23 pointsby grayne4 hours ago3 comments
  • iogbole3 hours ago
    Really interesting architecture choice separating motion from rendering. That feels like the right abstraction boundary if you want identity generalisation without retraining.

    The latency numbers are what stood out to me though. ~70ms time-to-first-frame is genuinely impressive for an interactive loop. In real conversations, responsiveness dominates perceived realism way more than visual fidelity, so that correlation result makes intuitive sense.

    Curious how robust the audio-to-motion mapping is under messy real-world input (overlapping speech, accents, background noise, etc.). Does the flow-matching variant help mostly with stability during training, or also temporal consistency during inference?

    • graynean hour ago
      Thanks for the question.

      audio-to-motion is fairly robust to noisy TTS and differing languages / accents. It doesn't use the raw audio as input, we first embed the audio using a pretrained wav2vec-style embedder, trained on millions of audio samples.

      Saying this, we haven't properly evaluated in multiple languages, and we have heard from customers that lip-sync isn't always as good in non-english. For Cara 4 we're training on more diverse data, which will hopefully close this gap.
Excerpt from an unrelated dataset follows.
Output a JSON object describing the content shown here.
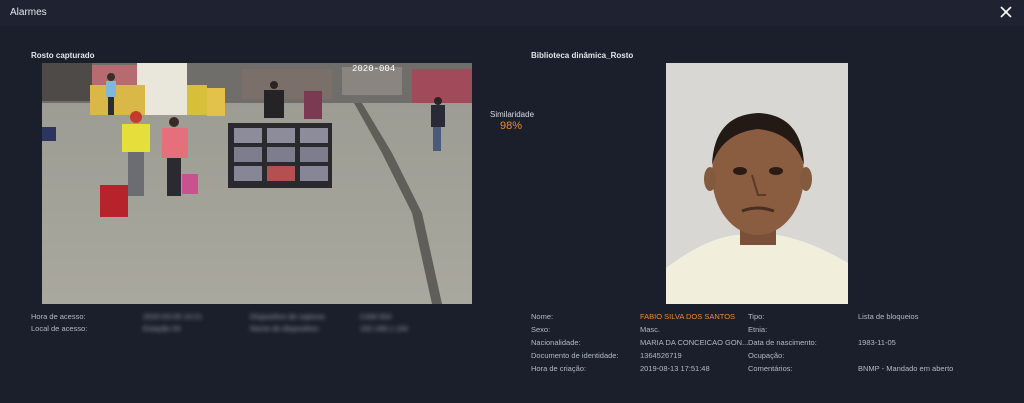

  • peanut_merchant4 hours ago
    One of the backend developers at Anam here, one of the hardest parts of developing this has been monitoring and analytics.

    Most off the shelf solutions, or existing platforms heavily skew towards the normal http web service world. However, the bulk of our interactions happen over webrtc in long-running sessions, where the existing solutions for in-depth metrics and monitoring are much less mature and well documented.

    Currently we're using influxdb, prometheus, grafana and some hand rolled monitoring code alongside the stats that webrtc offers itself. Would be interested to know how anyone out there is monitoring conversational flows, and webrtc traffic.

  • grayne3 hours ago
    • 72deluxean hour ago
      Very clever and quite frightening. Well done.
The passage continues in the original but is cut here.